Schürmann: Ich würde sagen, das CERN hat tatsächlich eine Vorbildfunktion. Hier wurde gezeigt, wie das funktionieren kann, wie sich hunderte von Wissenschaftlern zusammenraufen können für eine Publikation. Wie Sie gesagt haben, da stehen tausend Namen.
Welche anderen Möglichkeiten haben wir, diese Forschung voranzubringen?
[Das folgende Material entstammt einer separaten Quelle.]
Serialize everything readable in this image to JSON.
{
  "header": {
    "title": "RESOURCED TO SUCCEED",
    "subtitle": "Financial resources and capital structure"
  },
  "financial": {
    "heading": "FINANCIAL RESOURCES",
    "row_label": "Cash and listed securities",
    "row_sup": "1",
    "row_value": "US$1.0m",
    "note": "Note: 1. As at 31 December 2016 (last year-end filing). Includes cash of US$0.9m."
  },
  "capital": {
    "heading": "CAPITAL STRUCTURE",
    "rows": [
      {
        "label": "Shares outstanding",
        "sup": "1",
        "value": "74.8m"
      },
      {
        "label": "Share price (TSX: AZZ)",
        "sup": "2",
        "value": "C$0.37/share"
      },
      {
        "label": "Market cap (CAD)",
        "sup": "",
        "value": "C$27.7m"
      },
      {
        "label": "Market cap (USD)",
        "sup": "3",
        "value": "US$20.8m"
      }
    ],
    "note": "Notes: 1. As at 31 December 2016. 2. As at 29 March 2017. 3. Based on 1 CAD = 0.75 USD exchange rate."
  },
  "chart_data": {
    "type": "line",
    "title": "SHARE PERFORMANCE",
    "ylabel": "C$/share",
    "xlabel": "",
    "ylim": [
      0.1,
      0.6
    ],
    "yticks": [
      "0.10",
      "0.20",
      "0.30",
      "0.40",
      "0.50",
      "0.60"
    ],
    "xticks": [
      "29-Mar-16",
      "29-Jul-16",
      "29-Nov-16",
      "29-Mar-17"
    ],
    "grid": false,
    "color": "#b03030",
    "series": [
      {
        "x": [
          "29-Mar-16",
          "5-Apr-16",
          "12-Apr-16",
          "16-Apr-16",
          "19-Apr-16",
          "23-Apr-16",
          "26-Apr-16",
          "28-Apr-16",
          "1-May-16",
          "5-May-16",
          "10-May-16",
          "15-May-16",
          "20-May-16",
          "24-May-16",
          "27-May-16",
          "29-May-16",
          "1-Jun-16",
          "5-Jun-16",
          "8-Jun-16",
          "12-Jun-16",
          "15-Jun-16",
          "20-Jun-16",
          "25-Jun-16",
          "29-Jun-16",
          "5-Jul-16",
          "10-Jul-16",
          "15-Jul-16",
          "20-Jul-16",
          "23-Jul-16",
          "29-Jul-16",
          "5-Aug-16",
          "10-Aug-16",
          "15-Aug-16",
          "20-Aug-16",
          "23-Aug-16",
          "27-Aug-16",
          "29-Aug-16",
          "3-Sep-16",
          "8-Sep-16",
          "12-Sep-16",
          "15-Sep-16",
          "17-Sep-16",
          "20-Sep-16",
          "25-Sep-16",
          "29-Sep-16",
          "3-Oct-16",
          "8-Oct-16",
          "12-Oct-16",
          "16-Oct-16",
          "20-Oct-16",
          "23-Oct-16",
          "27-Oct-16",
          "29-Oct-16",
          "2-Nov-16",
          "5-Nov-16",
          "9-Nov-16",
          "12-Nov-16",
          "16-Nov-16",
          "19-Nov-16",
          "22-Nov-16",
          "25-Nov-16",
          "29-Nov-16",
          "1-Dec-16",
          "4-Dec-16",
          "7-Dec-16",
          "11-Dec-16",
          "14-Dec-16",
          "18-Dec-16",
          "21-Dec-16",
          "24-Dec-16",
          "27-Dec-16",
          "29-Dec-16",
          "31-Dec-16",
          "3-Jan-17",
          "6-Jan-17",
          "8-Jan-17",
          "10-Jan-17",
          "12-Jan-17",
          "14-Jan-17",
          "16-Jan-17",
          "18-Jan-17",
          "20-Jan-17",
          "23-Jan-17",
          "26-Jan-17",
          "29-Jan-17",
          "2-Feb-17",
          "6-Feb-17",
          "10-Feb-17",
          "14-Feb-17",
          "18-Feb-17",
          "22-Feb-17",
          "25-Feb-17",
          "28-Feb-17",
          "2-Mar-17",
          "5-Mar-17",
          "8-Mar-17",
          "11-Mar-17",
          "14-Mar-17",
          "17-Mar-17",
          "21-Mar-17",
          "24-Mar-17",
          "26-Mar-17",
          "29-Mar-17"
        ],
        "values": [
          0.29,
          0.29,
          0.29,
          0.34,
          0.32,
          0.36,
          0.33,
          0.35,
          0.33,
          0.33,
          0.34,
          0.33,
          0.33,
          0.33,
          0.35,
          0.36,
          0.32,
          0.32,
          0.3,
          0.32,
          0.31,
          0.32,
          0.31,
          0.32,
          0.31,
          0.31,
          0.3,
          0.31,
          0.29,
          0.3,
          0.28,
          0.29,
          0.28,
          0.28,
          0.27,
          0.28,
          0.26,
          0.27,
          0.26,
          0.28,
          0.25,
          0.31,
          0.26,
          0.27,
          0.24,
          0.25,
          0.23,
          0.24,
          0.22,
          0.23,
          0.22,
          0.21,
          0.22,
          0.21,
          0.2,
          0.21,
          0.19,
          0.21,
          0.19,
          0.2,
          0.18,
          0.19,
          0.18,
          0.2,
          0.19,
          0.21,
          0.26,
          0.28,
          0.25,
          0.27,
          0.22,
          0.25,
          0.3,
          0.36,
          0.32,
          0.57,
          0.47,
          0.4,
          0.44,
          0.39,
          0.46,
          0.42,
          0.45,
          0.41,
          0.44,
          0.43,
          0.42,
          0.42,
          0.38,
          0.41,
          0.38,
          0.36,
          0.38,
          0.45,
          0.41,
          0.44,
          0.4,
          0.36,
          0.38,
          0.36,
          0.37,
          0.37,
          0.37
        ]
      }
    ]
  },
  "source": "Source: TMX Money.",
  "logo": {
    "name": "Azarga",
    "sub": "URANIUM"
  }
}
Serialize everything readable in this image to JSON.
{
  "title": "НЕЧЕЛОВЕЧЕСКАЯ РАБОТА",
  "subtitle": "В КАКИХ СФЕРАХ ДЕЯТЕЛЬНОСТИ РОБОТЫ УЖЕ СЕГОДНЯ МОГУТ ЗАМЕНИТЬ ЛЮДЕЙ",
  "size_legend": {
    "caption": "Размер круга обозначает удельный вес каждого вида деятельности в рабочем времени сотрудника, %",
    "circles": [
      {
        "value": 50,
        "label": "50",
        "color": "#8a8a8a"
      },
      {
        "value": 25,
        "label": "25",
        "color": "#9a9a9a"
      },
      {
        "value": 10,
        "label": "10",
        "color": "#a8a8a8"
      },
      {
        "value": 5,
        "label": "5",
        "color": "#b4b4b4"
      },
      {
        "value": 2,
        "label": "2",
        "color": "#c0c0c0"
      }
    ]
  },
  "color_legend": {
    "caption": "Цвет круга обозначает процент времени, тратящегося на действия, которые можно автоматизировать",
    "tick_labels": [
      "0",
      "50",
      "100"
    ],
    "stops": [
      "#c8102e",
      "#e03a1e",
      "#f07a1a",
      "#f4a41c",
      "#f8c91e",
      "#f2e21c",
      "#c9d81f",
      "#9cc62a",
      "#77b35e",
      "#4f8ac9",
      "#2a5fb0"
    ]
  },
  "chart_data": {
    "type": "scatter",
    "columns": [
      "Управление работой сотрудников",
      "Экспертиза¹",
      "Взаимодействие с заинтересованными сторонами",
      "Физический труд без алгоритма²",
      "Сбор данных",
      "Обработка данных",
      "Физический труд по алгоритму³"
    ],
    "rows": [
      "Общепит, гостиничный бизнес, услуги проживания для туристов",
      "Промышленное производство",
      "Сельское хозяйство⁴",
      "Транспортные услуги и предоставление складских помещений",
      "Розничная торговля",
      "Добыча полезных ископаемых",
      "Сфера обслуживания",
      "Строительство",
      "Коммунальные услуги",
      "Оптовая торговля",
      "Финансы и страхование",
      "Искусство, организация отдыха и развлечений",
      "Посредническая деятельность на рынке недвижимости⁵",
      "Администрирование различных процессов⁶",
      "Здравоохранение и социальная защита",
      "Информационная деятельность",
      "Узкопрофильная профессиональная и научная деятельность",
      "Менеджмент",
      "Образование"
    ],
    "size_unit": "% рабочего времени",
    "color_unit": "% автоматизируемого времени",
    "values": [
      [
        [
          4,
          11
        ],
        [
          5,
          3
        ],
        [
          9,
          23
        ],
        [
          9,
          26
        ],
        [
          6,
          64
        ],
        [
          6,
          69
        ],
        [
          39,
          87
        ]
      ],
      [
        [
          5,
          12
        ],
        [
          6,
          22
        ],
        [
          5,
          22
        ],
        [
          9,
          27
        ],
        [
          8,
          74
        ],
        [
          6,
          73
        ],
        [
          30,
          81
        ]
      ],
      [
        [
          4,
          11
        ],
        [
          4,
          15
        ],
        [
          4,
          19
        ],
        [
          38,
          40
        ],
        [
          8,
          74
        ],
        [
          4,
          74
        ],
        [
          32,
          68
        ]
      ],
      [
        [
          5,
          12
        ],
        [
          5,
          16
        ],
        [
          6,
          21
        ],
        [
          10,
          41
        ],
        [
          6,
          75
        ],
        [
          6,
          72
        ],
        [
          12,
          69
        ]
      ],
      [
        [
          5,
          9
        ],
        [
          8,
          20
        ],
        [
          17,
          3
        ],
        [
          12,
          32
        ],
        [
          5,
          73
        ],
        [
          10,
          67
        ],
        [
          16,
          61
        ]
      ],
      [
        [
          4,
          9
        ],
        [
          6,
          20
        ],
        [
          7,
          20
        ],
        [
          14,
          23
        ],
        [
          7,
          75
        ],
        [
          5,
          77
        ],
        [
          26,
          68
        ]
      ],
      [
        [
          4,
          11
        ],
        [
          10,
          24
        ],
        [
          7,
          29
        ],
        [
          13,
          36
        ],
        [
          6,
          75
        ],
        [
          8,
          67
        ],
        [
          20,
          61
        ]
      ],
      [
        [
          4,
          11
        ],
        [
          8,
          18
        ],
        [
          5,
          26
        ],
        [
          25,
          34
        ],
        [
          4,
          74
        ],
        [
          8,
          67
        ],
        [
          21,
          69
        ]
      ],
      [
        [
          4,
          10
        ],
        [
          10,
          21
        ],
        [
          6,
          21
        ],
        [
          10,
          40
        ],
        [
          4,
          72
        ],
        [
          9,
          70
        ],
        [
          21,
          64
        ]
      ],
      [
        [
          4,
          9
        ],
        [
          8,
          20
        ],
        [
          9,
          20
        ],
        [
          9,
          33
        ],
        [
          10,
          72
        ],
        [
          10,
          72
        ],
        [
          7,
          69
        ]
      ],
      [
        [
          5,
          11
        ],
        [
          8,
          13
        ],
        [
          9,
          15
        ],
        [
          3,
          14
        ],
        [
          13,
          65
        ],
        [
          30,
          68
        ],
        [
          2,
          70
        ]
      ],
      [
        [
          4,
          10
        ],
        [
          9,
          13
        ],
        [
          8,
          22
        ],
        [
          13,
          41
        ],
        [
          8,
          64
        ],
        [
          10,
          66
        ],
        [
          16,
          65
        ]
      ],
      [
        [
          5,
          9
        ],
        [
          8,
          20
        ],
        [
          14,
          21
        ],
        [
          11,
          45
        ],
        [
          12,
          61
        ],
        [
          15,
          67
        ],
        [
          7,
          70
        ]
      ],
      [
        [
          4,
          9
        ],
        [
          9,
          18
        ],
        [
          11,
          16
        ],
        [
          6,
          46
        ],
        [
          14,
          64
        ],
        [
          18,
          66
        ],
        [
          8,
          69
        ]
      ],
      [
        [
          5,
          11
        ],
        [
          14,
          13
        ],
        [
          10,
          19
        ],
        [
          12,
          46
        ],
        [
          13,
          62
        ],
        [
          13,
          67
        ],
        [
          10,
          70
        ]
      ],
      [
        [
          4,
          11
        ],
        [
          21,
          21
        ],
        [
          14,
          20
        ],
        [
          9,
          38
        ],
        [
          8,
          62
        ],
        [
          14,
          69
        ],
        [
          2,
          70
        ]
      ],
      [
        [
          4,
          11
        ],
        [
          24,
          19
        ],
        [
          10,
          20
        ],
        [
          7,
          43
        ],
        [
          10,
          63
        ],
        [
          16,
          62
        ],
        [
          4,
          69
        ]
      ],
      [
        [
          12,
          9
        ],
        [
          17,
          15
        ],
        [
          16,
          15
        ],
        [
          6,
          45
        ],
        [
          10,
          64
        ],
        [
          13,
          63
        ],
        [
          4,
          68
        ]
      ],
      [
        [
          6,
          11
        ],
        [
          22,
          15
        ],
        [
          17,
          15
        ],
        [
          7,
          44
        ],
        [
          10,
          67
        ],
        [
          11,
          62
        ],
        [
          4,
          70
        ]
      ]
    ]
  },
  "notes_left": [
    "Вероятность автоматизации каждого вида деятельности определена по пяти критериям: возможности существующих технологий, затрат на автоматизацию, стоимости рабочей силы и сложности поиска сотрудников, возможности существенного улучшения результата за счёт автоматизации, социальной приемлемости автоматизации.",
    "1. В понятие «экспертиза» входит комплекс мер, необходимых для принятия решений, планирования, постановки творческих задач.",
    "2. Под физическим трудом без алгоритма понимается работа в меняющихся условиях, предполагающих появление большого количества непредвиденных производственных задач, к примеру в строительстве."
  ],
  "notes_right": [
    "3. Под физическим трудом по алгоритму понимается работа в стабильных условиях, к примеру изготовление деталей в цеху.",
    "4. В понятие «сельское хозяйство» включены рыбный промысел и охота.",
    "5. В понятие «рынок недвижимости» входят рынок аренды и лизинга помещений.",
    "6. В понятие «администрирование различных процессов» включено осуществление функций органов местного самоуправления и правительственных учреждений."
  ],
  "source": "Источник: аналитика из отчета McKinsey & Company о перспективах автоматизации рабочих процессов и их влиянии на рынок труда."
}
Sie haben in ihrem Vortrag von Möglichkeiten gesprochen, die sich durch das Human Brain Project bieten könnten. Zum Beispiel, dass es möglich sein könnte, künstliche Intelligenz zu schaffen oder Roboter mit menschenähnlichen Intelligenzen auszustatten. Denken Sie, dass Sie auch Emotionen oder Bewusstsein simulieren können?
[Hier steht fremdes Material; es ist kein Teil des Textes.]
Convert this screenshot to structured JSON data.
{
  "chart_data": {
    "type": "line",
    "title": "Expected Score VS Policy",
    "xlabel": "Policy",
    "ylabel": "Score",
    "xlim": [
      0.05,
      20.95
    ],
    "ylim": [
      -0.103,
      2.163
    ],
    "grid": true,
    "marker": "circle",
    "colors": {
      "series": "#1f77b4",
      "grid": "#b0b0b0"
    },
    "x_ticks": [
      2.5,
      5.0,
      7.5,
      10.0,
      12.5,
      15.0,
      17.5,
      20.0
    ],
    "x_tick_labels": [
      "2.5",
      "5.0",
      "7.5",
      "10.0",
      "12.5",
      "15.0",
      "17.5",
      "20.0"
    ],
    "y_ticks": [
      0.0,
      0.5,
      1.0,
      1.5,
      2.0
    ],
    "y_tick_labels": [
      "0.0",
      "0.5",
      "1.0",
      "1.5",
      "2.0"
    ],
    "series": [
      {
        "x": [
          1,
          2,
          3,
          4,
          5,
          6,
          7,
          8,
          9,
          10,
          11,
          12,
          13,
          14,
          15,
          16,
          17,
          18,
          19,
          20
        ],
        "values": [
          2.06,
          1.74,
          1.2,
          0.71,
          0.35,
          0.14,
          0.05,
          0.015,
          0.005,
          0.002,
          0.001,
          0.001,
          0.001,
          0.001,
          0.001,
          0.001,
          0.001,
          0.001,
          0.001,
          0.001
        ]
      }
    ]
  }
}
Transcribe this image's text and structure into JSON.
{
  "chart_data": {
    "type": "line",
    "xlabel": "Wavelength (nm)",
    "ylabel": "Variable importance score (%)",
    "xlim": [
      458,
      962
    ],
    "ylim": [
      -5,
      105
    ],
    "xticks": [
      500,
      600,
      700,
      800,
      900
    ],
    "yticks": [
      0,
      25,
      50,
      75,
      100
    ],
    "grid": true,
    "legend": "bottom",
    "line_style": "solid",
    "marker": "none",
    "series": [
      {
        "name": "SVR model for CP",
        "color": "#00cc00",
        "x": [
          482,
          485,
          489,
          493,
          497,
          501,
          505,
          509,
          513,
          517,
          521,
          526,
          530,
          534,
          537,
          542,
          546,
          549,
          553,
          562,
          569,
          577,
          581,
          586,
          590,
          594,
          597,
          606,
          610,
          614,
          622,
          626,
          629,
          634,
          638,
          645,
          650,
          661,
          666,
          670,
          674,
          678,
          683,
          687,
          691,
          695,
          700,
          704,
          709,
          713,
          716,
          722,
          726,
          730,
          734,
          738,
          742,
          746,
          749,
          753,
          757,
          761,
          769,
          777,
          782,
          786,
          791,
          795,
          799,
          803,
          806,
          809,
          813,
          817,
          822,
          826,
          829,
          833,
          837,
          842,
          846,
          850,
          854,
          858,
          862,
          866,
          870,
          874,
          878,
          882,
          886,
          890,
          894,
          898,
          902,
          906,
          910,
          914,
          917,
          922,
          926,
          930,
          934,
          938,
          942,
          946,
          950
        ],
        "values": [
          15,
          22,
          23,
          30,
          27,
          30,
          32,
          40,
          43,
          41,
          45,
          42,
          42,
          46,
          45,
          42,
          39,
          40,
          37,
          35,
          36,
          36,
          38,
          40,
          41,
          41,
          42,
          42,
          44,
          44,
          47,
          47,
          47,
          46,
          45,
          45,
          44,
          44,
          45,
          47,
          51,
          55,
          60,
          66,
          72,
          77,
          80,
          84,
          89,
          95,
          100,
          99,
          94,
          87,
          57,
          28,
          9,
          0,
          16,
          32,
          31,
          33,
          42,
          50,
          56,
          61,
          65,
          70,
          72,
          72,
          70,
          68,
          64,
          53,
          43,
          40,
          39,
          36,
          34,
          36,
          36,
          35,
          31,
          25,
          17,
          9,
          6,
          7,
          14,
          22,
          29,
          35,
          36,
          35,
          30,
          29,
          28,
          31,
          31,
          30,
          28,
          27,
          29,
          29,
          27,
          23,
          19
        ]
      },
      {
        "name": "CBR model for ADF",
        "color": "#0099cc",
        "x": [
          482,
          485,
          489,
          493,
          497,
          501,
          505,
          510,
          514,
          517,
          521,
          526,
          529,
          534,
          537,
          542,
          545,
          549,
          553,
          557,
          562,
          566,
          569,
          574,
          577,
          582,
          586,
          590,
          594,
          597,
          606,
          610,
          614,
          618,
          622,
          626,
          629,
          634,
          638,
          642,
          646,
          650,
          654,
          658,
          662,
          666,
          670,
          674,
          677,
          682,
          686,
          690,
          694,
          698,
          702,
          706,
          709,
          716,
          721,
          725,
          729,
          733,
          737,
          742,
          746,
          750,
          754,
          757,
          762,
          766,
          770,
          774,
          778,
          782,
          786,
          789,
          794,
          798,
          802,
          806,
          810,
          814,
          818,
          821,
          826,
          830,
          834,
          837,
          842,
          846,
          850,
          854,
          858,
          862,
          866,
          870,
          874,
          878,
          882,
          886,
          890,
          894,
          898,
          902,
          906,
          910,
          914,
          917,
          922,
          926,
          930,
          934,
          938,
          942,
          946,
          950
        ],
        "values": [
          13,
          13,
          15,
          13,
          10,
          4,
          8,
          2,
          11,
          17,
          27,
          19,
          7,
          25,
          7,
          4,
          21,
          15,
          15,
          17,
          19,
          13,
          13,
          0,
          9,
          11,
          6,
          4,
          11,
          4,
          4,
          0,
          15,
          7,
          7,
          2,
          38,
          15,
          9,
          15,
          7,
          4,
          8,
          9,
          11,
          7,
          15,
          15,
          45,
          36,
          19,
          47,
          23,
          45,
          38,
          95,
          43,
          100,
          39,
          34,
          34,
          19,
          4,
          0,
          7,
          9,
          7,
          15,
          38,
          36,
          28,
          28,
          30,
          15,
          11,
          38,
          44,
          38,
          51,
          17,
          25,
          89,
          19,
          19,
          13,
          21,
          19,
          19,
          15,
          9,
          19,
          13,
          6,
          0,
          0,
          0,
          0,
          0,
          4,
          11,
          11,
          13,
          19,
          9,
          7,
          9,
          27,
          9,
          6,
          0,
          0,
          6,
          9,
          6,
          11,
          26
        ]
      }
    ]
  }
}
Schürmann: Als Naturwissenschaftler glaube ich, dass das Gehirn ein chemisches System ist und ich habe in gewisser Weise Vorstellungen, dass sich die Phäomene, die wir im Gehirn sehen, auch dadurch erklären lassen. Was das Spannende daran ist: Dieser Prozess wird testbar, wir müssen nicht mehr darüber spekulieren. Wenn man ein Modell des Gehirns baut und es schafft, diese Eigenschaften zu sehen, dann ist es ein Hinweis darauf, dass es möglich ist und wenn nicht, dann ist es ein Hinweis darauf, dass wir möglicherweise Sachen übersehen haben.
Was ist Ihre Vision?
Schürmann: Die Vision des Projektes ist, zu sagen, dass der Fortschritt in der Computer- und Informationstechnologie so dramatisch ist, dass wir diesen Fortschritt nutzen müssen, um uns sozial zu vernetzen, als Wissenschaftler zusammen zu arbeiten und der Biologie zu helfen, Dinge zu lösen, die sie allein nicht schafft. Es ist so, als würde man einen High Speed Train sehen, der an einem vorbeirauscht und ihn ignoriert. Wir glauben, dass dieser High Speed Train die Wissenschaft, die Art und Weise wie Wissenschaftler zusammenarbeiten, die Art und Weise wie wir Daten verstehen, so dramatisch verändert, dass man diese Möglichkeit nutzen muss für die Neurobiologie.